PDA

View Full Version : What wood is this? - Very Old - Stanley #25 level...



rick bear
02-17-2012, 1:17 AM
Can anyone identify what wood this is? It seems much too dark for mahogany and a little light in weight for rosewood. My guess is Honduran Rosewood. The wood is part of a very old, 19th century Stanley #25 level. The photo shows a cross section taken from the middle of the level.


Thanks - Rick

223989

joe milana
02-17-2012, 1:19 AM
American elm?

Brent VanFossen
02-17-2012, 2:36 AM
The grain looks like mahogany. If you look at the upper part of the photo where the wood is darker, both the grain and the color look like mahogany. At the interface of the two colors, it looks like the lower portion was stained or dyed a yellower color. Whoever owned this didn't do a great masking job, as some of the yellow slopped onto the darker upper part.

I say it's mahogany.

William Nimmo
02-17-2012, 7:52 AM
looks to me like Imbuya. sometimes spelled Imbuia
A little lighter in weight and less red than Mahogany. Has a distinct smell when cut. I just used a bunch of this stuff and loved it.

Chris Rosenberger
02-17-2012, 7:54 AM
I agree with Brent. It is mahogany.

david brum
02-17-2012, 9:54 AM
Just imagine a time when there was so much real mahogany that you could make carpentry tools out of it!

David Helm
02-17-2012, 11:16 AM
Yes mahogany. Back in the day (when young) I used mahogany to trim a house. There were quite a variety of colors in the wood, and it was all from the same batch.

rick bear
02-17-2012, 12:20 PM
Yes - I'm leaning toward Mahogany; I ran across this observation in an article by Don Rosebrook (author - Collecting Levels by Don Rosebrook):

"H.M. Poole made a lot of levels later with beautiful Cuban mahogany, a heavy, sleek wood with purple highlights, and sometimes used one-sided, double-scalloped brass sideviews. He also used Cuban mahogany with such character that most people mistake it for rosewood,"

I think I was thrown off by the darkness, light & dark streaks, tight grain, and silky finish - the photo doesn't do justice to some of the highlights.

I have disassembled this level to do some clean-up. I also thought it might have been stained; I have a cherry wood example of the same level that was heavily stained. I really couldn't detect any signs of stain, but I could be wrong.

Thanks to everyone for taking a look and sharing their opinions - Rick

rick bear
02-17-2012, 12:33 PM
it looks like the lower portion was stained or dyed a yellower color.

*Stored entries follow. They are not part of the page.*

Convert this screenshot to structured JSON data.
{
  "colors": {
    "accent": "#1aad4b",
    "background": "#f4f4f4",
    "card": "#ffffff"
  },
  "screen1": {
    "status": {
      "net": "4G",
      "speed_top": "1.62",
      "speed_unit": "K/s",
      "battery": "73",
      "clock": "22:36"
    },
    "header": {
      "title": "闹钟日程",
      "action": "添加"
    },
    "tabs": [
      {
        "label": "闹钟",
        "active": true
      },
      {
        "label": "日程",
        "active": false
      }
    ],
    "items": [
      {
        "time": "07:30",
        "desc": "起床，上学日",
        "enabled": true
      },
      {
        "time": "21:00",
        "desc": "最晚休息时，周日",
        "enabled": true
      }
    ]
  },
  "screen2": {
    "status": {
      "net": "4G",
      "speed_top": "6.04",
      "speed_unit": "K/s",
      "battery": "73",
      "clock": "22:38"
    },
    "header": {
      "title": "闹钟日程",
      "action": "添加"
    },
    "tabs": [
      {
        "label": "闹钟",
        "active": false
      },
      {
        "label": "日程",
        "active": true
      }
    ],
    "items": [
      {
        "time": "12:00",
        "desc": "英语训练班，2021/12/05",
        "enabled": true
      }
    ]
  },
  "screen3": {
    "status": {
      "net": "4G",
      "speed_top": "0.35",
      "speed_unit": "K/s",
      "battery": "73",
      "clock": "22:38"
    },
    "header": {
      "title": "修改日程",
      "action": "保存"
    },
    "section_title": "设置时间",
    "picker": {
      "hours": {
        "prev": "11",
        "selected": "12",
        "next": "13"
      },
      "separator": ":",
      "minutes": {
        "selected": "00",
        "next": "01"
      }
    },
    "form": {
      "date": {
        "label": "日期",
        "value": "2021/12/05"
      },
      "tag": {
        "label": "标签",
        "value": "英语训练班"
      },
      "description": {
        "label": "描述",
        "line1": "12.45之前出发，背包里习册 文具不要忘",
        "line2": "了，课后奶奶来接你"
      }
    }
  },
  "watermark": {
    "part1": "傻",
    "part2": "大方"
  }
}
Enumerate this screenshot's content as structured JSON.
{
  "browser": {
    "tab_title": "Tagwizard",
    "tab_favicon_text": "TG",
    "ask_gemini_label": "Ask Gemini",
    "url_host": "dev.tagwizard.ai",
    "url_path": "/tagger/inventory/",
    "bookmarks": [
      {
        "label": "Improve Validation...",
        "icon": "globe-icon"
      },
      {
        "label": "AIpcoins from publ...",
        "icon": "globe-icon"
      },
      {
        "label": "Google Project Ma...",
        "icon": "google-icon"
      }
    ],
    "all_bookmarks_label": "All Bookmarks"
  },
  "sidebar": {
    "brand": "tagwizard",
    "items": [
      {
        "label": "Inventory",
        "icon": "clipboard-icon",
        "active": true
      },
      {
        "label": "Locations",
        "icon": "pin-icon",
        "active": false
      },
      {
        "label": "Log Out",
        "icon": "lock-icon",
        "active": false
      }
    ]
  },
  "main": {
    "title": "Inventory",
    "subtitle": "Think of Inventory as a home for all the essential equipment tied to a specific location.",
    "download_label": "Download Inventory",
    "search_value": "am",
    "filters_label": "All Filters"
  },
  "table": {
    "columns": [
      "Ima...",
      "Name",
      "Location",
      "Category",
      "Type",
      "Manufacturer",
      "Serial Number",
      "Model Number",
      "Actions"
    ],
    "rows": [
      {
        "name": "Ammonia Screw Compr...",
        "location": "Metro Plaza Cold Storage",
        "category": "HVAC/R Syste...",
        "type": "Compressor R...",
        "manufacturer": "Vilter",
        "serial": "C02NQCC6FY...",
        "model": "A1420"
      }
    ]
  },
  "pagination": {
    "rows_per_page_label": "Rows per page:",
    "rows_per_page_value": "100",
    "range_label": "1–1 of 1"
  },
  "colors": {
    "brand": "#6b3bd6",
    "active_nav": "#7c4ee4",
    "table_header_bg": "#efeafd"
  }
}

Brent, I'm taking it back. Upon closer inspection inside the cutouts, you can see traces of an interface between the natural wood and where somebody applied a stain or dye. At this point, that natural woods is as dark as the stained wood.

- Rick

Bill White
02-17-2012, 1:29 PM
I know what it is. Its called "shutupnuseit". An exotic wood often found in high end antique tools bought at a bargain.